By Diane Palombi, OD
April 22, 2015
When I was in practice, the frames that sold best were the ones worn by my staff and myself. I suspect that when a frame is worn by a staff member, the patient perceives it as a quality, stylish frame.
The patient can inquire to the staff member about the comfort of their frame, and there is the advantage of seeing the frame on a person, rather than just on the board. This gives the patient a better sense of what the frame might look like on their own face.
Fortunately, I had employees of many ages–from young adults, like my daughter, to myself (in my 40s and 50s then)–to serve as models. Many of my patients were around my age, and were often interested in the frames I was wearing. However, I sometimes had patients the same age as me, or older, who were more interested in the frames my daughter was wearing.
Frames that you wouldn’t think would be popular, could be, if worn by your optician. My optician once wore a burgundy plastic frame with gold snakes on the temples because she found it so comfortable. I was surprised to see sales of even this unusual frame increase dramatically after patients saw my optician wearing it.
The frames I wore as doctor also were always a bestseller. The patient assumption seemed to be that if the frame was good enough for the doctor, it was good enough for them.
I had no male employees, but mentioning that my husband wore a particular frame carried a lot of weight with male patients, who sometimes chose frames based on my recommendation.
The impact of the staff’s optical style on patients may be subconscious. I surveyed my friends on whether they are influenced in their frame selection by what the optical staff is wearing, and the overwhelming majority said that they are not. Some said that the staff at their doctor’s office does not even wear glasses.
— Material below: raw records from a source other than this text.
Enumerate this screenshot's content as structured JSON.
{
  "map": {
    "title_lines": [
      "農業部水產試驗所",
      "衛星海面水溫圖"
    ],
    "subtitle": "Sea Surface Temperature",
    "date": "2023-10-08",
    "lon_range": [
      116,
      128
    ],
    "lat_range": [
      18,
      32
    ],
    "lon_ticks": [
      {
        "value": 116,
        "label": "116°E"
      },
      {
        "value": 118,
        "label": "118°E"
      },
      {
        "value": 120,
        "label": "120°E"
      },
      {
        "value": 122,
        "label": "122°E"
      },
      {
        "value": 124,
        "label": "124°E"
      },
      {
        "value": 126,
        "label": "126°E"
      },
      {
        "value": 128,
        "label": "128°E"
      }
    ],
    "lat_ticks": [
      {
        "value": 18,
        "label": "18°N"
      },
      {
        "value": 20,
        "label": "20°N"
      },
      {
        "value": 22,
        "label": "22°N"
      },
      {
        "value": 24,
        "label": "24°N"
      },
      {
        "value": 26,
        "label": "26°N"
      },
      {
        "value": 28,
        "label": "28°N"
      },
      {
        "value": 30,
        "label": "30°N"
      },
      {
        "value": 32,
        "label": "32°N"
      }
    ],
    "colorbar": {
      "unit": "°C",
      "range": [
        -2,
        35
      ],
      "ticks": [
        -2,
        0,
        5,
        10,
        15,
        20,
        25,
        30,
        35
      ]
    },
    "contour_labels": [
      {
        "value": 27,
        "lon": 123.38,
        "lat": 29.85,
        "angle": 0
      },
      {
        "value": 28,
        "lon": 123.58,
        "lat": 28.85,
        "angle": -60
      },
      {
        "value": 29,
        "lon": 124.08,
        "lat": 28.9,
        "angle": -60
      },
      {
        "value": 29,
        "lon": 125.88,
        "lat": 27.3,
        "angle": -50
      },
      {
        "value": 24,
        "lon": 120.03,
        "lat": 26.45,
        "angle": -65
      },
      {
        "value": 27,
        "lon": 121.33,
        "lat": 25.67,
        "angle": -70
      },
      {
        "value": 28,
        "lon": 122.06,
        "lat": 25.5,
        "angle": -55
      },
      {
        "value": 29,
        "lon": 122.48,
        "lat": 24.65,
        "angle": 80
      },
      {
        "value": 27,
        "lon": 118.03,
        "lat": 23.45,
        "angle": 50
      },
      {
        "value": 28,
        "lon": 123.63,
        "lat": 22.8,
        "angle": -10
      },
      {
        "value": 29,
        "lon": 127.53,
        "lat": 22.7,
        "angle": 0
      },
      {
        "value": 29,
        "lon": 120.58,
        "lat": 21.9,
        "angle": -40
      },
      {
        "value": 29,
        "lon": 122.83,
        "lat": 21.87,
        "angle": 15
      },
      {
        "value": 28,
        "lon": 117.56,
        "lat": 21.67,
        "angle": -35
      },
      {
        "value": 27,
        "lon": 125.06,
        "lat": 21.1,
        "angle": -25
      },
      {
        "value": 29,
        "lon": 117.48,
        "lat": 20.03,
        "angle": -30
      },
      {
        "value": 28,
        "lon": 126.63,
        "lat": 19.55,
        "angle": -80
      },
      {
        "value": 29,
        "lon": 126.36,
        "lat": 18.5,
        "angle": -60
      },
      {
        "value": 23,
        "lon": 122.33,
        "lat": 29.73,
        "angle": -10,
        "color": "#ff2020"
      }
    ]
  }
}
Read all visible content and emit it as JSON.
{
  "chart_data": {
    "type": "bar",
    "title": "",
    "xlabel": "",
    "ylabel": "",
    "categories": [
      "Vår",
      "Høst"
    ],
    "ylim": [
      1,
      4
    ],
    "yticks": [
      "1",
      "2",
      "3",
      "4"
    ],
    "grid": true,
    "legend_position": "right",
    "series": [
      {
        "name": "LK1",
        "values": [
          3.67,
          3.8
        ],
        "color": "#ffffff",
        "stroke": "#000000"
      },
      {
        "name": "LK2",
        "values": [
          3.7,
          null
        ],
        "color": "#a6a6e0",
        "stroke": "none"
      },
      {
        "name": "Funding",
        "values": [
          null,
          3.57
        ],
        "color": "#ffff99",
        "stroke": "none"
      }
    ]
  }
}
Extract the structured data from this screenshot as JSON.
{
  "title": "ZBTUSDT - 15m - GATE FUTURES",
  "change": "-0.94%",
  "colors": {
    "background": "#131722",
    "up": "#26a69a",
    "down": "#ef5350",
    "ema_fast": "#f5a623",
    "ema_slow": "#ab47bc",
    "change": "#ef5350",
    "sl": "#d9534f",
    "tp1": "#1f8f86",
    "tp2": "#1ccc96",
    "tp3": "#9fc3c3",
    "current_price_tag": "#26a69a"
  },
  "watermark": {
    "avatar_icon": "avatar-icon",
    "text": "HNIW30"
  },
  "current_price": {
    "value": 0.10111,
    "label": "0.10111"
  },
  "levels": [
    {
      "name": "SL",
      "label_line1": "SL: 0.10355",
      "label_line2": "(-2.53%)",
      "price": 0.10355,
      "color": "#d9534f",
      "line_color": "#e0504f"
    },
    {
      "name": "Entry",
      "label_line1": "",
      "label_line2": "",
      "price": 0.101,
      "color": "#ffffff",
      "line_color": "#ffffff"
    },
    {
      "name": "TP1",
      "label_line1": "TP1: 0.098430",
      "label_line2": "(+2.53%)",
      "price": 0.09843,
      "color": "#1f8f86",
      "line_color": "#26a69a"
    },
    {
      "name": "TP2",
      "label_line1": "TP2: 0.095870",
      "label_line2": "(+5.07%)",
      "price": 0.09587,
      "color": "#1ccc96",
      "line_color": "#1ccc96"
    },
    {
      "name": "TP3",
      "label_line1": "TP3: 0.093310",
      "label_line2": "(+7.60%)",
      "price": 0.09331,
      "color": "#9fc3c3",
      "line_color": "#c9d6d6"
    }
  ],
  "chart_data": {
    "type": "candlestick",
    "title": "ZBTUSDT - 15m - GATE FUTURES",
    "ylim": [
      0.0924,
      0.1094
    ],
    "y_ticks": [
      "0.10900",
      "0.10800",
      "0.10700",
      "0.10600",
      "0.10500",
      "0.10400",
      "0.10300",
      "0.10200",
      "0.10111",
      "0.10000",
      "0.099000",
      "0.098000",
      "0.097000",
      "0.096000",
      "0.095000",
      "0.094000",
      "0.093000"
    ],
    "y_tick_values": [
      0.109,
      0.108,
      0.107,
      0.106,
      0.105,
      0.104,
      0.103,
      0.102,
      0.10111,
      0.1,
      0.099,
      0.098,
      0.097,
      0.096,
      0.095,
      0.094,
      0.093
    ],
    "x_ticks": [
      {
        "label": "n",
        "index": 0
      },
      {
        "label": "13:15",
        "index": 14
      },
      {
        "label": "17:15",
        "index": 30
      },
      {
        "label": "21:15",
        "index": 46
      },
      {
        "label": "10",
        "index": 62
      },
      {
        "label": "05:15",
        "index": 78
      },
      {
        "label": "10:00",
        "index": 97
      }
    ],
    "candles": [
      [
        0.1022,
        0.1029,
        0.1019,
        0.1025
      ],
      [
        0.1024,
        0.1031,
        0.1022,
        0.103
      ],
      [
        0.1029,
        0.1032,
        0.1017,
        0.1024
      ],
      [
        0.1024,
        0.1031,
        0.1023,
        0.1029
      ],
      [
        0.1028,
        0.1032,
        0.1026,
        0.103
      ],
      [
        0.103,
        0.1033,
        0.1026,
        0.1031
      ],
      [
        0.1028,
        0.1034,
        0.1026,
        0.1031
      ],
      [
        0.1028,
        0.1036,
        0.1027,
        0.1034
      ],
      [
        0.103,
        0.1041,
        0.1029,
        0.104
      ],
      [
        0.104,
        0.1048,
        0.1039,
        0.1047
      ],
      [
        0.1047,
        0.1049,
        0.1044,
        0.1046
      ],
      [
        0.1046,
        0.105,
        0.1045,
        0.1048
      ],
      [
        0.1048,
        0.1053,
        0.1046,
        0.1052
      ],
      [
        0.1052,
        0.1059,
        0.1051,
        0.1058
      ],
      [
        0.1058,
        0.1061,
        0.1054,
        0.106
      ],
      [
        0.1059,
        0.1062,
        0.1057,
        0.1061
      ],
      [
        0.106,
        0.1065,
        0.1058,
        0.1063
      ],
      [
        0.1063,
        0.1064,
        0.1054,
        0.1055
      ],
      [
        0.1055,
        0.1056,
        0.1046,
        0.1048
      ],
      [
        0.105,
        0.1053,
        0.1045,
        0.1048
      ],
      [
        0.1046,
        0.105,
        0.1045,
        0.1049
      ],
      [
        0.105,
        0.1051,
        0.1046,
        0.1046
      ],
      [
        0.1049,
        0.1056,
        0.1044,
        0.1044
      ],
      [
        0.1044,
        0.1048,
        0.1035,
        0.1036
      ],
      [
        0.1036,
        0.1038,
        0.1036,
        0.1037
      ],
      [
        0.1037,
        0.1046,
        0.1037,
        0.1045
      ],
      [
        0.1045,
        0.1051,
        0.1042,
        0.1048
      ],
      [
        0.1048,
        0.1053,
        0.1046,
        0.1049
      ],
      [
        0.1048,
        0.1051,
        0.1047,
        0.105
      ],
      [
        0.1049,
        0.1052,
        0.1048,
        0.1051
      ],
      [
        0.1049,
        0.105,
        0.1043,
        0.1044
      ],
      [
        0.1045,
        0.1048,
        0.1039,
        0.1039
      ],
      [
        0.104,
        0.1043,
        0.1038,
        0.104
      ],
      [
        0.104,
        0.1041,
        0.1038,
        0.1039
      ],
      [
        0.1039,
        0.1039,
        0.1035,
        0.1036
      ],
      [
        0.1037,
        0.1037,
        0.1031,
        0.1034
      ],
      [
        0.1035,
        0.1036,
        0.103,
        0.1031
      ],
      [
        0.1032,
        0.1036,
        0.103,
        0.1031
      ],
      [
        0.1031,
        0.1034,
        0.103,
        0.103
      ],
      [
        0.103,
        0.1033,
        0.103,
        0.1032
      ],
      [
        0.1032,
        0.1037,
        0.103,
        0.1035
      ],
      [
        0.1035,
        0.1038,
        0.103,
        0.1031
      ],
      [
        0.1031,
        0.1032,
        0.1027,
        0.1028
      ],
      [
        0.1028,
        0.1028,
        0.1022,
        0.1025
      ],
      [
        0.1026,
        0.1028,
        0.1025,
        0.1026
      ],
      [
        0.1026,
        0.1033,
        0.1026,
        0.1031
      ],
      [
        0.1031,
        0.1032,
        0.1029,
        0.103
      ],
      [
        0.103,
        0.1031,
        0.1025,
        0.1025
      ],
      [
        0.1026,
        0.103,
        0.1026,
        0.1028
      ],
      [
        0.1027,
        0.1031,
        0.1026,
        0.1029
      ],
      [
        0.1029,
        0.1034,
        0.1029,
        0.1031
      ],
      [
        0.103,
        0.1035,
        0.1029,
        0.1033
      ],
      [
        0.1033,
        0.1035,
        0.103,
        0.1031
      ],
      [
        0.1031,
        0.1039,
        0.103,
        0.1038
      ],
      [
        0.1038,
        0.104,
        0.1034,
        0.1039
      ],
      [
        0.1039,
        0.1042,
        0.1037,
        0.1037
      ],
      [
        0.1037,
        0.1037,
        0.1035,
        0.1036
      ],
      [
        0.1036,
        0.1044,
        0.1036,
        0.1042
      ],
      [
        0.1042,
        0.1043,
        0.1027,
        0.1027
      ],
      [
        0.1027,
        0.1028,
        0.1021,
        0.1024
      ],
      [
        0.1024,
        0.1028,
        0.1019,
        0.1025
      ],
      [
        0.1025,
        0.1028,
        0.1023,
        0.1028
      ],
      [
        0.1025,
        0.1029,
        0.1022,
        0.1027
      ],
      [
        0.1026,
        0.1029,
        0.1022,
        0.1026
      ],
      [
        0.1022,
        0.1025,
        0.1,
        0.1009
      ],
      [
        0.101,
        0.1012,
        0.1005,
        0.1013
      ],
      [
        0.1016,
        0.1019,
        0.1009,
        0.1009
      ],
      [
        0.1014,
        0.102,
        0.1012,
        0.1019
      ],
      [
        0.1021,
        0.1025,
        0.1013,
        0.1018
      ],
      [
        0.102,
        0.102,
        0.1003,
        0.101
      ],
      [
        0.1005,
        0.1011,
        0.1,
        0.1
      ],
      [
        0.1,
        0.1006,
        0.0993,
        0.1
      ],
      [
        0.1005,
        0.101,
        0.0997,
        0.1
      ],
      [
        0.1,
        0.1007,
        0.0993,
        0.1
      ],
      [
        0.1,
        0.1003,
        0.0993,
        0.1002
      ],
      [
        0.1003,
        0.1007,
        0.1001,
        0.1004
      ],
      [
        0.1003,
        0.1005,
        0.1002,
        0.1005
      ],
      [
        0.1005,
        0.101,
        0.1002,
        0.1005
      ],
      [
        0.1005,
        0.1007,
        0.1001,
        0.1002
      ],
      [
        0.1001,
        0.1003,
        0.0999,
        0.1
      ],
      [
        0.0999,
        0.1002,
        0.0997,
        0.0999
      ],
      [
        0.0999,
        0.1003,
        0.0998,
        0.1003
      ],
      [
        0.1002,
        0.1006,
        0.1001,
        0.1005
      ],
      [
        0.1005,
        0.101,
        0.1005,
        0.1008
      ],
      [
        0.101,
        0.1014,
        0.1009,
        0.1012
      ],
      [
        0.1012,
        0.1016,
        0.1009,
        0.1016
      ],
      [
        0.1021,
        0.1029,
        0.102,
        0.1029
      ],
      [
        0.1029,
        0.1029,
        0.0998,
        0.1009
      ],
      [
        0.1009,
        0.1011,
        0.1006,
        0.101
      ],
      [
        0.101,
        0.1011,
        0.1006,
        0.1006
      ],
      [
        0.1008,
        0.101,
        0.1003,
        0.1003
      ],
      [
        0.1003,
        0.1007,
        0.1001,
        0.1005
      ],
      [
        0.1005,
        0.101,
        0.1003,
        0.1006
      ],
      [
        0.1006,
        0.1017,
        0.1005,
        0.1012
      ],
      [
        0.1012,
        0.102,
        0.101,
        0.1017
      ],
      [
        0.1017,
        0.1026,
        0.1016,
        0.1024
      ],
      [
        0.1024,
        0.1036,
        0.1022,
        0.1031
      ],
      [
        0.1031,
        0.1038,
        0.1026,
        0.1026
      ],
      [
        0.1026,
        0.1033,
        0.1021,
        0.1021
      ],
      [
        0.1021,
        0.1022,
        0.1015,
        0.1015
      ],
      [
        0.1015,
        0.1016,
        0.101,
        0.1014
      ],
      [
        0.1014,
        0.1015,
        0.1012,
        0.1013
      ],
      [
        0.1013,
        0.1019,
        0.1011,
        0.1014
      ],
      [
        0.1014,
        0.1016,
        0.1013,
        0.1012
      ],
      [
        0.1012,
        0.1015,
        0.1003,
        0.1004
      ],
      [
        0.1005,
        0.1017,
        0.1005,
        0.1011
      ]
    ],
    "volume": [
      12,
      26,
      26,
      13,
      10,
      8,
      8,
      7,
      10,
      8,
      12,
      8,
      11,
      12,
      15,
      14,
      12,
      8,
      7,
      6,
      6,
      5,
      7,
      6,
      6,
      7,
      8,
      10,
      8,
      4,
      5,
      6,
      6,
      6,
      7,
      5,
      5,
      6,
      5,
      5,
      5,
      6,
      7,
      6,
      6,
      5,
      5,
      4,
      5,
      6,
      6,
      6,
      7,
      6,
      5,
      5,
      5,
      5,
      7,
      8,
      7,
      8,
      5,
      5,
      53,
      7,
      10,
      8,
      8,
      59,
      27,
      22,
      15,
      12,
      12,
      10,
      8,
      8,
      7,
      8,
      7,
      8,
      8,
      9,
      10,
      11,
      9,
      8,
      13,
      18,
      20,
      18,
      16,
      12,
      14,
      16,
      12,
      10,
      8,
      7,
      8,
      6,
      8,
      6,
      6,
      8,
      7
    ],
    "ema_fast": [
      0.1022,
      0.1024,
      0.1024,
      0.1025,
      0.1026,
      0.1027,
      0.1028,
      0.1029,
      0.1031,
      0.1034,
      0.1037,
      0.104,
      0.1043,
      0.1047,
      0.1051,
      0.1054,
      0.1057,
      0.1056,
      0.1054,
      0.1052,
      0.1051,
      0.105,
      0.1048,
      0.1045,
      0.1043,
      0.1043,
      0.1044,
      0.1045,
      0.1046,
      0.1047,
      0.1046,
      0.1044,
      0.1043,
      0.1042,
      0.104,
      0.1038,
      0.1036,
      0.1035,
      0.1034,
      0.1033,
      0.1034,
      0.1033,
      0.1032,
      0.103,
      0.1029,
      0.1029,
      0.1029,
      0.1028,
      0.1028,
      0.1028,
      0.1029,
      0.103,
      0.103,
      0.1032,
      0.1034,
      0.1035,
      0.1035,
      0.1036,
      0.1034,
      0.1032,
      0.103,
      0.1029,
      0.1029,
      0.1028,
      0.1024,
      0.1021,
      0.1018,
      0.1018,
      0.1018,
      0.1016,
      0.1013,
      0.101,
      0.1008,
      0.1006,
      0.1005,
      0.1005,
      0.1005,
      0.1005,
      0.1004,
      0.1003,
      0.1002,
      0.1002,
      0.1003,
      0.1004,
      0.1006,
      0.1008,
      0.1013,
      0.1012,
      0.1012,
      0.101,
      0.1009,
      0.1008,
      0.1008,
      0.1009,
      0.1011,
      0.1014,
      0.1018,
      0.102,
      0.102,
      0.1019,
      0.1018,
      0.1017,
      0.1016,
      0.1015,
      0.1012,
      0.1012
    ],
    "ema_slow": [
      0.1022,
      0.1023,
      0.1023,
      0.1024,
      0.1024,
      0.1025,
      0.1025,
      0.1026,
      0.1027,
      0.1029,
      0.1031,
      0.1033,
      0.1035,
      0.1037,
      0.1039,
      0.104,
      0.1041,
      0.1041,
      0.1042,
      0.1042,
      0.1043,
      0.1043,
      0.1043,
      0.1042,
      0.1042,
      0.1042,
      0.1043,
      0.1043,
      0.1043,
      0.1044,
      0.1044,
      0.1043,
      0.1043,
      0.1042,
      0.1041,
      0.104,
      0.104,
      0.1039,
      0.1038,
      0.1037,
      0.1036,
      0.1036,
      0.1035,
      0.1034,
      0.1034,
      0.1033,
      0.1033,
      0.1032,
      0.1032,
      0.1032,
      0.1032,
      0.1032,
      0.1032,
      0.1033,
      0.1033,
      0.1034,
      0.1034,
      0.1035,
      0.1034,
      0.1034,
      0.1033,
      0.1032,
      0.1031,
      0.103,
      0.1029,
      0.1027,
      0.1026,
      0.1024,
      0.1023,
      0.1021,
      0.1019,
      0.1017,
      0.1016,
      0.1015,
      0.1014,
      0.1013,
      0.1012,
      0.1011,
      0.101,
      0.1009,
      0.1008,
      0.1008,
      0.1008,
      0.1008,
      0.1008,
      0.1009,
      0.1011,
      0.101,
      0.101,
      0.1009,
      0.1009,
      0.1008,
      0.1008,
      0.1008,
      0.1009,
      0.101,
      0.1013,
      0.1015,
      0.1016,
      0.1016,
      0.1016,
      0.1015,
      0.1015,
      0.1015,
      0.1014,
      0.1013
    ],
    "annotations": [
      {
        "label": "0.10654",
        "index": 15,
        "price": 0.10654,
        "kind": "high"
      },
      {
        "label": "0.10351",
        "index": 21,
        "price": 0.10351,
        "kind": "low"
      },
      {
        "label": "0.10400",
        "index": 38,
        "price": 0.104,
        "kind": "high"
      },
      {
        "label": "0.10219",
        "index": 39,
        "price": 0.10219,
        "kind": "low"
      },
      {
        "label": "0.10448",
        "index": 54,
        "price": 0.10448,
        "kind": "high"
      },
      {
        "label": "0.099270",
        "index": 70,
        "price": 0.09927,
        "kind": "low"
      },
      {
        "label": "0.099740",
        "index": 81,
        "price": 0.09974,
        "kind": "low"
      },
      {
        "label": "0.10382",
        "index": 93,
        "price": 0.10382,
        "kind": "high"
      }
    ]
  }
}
Others said that they usually come to the dispensary with a frame style already in mind, sometimes after seeing the frame on TV or in a magazine. They also sometimes already know the frame they have in mind after browsing styles online.
Since, consciously or not, patients are influenced by staff eyewear, it is worth making it easy for staff to wear your products. My optical lab would give my employees one complimentary pair of lenses a year, and the frame companies we purchased from also would comp my employees’ frames. So, every year, each employee received one free pair of complete eyewear (frames and lenses). If they wanted multiples pairs, they would only have to pay for lenses at half of lab invoice price. This made it affordable for my employees to change up their eyewear.
I never influenced my employees in their frame choices, but I always thought wearing an affordable frame that would be covered by most patients’ insurance plans was a good idea. I could have pushed more expensive frames with more out-of-pocket expenses for the patient, but that was not my practice philosophy. The majority of my frames were affordable for patients. I did not carry many expensive designer frames, and my patient base typically did not request them.
The bottom line: Patients are influenced by your staff’s eyewear in their decision to purchase. Making it affordable for employees to wear your products can pay off in dividends for your optical.
Do you make it easy for your employees to wear the products you sell? How do you, and the vendors and labs you work with, do this? Are there particular styles or brands you prefer staff to wear over others?